Ihr Herz fühlte sich schwerer an, und obwohl es keine physischen Dolche gab, hatte sie das Gefühl, als steckten viele in ihrem Herzen, die sich drehten und ihr noch mehr Schmerzen bereiteten.
„My Lady, was ist passiert?" Raquel stürmte herein, setzte sich neben sie und versuchte erfolglos, sie auf die Beine zu ziehen. „My Lady...? Colin, ist sie tot?" Raquels Stimme keuchte entsetzt. „Was hat der König ihr angetan, bei Ignas. Sie sieht so blass aus. Ist sie..."
„Beruhige dich, Raquel." Colin beugte sich herab, hob sie hoch, um sie ins Bett zu bringen, während Raquel ihm folgte. „Sie atmet."
„Wasser", bot sie an, als Colin Belladonna ins Bett legte.
Sie schüttelte den Kopf.
„Was haben Sie getan, My Lady?" Raquel saß neben ihr auf dem Bett und überprüfte immer noch, ob sie tatsächlich lebte und nicht halluzinierte. „Ich habe von Nesta gehört, dass sie von Jamin gehört hat, dass Jamin von Ch..."
„Es geht das Gerücht, dass du den Drachenkönig verärgert hast und er dich zu seiner nächsten Drachenmahlzeit machen könnte."
„Colin, was sollen wir tun?" Raquel stand auf, lief im Zimmer umher und zupfte an ihren Fingernägeln.
„Fürchte dich nicht. Ich werde einige Bitten schreiben und sie im Namen unserer Herrin an Lady Kestra senden."

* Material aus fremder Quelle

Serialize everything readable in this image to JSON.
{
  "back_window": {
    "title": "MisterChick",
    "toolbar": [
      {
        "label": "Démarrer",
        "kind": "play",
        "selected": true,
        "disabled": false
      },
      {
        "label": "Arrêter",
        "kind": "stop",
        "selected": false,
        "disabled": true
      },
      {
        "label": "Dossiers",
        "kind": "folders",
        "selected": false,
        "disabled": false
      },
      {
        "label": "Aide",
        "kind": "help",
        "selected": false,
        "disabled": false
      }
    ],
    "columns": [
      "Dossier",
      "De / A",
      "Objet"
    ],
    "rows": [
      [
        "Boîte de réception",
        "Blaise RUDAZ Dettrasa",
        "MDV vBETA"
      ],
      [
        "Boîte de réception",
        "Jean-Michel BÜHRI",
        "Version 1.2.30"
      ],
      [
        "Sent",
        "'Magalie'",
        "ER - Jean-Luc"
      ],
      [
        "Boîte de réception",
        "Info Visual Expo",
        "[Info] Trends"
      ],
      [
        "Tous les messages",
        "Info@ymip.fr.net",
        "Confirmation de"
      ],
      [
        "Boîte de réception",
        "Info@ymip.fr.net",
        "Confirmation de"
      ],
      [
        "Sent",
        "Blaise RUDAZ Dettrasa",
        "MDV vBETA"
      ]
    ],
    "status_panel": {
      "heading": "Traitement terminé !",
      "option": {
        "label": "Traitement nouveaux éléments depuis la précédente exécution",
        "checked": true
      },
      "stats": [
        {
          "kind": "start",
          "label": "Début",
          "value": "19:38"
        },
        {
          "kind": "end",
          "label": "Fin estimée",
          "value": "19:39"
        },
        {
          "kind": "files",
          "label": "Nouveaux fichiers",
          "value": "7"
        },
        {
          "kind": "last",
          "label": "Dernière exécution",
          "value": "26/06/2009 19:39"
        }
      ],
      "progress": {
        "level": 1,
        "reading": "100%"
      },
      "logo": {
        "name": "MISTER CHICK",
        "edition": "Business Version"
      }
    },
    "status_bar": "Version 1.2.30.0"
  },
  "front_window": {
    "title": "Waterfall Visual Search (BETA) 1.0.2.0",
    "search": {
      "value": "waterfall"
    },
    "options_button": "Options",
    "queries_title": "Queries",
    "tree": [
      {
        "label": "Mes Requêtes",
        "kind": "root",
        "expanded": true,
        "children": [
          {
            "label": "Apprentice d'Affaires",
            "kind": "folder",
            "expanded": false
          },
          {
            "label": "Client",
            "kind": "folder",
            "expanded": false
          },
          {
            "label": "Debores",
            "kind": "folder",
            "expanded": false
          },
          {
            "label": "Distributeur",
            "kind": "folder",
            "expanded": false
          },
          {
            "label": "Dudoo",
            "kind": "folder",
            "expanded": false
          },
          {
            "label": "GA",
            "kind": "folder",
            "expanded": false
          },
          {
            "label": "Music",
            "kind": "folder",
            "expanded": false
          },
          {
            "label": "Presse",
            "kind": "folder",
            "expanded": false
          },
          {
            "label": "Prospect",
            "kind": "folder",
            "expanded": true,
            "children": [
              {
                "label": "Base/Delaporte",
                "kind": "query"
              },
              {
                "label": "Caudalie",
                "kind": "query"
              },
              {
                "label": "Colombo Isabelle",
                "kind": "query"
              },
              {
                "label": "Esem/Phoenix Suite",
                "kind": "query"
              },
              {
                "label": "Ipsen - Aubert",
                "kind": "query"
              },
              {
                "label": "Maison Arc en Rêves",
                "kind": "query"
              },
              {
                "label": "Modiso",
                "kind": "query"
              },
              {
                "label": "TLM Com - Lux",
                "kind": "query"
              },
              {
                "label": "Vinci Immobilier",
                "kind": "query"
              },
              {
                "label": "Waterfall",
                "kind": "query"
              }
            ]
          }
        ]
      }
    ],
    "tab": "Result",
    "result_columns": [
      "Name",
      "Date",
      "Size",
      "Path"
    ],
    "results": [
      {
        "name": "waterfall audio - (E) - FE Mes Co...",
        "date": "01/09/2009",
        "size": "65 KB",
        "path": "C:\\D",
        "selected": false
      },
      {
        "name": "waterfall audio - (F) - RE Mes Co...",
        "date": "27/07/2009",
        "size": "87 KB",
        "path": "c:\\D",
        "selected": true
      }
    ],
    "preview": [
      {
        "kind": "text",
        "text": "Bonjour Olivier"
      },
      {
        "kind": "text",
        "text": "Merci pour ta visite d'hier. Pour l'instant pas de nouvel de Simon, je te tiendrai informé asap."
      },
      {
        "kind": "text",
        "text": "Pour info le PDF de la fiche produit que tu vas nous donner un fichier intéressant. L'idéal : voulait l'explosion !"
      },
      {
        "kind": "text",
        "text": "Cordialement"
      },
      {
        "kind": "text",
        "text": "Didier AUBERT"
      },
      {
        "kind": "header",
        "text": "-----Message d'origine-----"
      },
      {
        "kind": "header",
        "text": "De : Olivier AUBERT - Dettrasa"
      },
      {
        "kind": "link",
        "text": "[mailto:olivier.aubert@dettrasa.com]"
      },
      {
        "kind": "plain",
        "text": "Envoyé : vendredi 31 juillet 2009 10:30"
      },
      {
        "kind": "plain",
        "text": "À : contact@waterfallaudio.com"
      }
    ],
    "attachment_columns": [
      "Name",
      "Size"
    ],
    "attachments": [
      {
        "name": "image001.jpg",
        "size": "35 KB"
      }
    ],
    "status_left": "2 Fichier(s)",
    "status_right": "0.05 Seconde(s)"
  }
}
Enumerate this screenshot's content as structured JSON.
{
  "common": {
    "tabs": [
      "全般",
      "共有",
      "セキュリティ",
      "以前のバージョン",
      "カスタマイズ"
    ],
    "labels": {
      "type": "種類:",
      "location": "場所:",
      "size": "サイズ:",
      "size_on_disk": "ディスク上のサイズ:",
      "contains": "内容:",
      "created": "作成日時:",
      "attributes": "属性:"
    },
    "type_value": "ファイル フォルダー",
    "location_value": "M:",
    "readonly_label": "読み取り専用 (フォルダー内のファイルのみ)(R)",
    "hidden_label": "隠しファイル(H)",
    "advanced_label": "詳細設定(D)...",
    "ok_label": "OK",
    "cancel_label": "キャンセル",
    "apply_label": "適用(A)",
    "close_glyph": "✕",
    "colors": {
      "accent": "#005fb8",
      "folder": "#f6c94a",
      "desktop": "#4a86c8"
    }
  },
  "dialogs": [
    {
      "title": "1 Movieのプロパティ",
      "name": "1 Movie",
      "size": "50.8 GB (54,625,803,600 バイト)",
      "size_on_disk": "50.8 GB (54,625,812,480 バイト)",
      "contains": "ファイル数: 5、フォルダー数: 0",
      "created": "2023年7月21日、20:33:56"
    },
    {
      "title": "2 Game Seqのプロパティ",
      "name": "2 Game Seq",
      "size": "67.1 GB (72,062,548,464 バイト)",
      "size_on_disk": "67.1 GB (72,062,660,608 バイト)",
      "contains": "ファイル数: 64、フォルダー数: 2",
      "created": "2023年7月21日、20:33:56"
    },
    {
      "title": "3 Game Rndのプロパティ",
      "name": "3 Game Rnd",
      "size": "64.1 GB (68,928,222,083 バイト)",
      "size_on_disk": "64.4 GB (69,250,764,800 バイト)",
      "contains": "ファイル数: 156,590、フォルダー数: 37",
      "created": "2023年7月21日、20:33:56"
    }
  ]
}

„Ich habe auch von Nesta gehört, dass sie gehört hat..."
„Dass Lady Kestra auch wütend ist."
„Ja! Was ist, wenn sie es nicht liest oder den König im Namen unserer Herrin anfleht?"
„Dann gibt es nichts mehr, was wir tun können."
„Aber Colin..."
„Raquel." Er ermahnte sie sanft, wie man es mit einem Kind tun würde.

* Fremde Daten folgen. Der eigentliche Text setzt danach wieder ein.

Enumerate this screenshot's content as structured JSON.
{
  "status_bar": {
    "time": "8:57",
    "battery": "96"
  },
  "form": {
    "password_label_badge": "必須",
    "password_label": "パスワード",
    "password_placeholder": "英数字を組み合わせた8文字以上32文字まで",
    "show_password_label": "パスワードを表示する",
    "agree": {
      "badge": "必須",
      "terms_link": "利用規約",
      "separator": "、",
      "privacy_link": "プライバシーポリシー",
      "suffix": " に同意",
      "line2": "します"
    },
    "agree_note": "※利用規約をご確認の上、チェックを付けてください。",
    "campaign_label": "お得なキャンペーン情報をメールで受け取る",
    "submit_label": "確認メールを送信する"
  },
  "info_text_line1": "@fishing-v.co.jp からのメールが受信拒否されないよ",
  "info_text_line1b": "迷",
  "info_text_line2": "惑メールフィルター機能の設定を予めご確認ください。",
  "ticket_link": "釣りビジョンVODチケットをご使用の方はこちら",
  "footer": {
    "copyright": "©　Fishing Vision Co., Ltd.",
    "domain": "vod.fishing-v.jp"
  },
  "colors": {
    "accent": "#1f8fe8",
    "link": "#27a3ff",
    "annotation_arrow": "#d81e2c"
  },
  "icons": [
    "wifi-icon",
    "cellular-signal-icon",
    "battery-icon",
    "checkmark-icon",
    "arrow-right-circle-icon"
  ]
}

„Es passiert wieder, es passiert wieder." Sie murmelte leise vor sich hin.
„Raquel." Seine Stimme war jetzt ein wenig rauer.
Sofort hob sie die Hand, um sich wie üblich zu ohrfeigen, doch er hielt sie auf.

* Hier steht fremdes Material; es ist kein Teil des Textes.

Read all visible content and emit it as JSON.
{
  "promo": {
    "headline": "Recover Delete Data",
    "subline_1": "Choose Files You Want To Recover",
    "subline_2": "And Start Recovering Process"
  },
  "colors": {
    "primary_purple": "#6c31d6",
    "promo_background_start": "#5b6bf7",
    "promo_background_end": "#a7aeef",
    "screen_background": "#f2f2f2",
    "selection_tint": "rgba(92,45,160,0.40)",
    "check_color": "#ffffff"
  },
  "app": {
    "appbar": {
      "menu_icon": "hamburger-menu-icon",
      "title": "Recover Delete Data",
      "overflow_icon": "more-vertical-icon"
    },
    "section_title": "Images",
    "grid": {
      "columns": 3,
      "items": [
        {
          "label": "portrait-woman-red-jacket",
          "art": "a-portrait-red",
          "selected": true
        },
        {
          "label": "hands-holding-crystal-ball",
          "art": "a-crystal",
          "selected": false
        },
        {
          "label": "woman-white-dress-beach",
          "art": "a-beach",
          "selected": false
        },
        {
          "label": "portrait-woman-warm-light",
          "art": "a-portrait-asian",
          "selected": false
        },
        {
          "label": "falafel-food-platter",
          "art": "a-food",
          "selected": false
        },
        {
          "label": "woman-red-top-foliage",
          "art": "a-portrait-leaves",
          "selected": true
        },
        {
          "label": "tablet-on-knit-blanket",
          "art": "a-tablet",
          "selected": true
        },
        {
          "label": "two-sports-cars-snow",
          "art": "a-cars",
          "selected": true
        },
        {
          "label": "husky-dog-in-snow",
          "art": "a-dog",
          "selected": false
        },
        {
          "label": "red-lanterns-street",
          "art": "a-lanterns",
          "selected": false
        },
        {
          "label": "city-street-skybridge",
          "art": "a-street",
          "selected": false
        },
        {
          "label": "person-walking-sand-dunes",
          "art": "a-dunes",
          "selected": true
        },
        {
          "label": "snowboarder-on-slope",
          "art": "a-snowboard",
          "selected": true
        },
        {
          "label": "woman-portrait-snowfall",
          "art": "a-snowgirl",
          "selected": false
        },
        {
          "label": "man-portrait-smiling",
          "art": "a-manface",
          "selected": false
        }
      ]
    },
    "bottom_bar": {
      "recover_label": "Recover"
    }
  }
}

„Was auch immer das Schicksal unserer Herrin sein wird, der Drachenkönig wird es an dem Tag verkünden, an dem die auserwählte Braut gekrönt werden soll."
„Und was ist, wenn ihr Schicksal an diesem Tag der Tod sein wird?" Raquel kreischte.
„Dann wäre es nicht das erste Mal."
Raquel keuchte leise. „Co..."
„Fürs Erste haben wir etwas zu tun." Sagte er und zog sie aus dem Zimmer, während sie die Tür hinter sich schlossen.
Belladonna presste ihre Hand gegen ihre pochende Brust, weitere Tränen liefen über ihre Wangen.
Sie hatte alles gehört.
So sehr, wie ihr Herz schmerzte, fühlte es sich an, als würde ein Drache, der sie in Stücke riss, keinen Unterschied machen.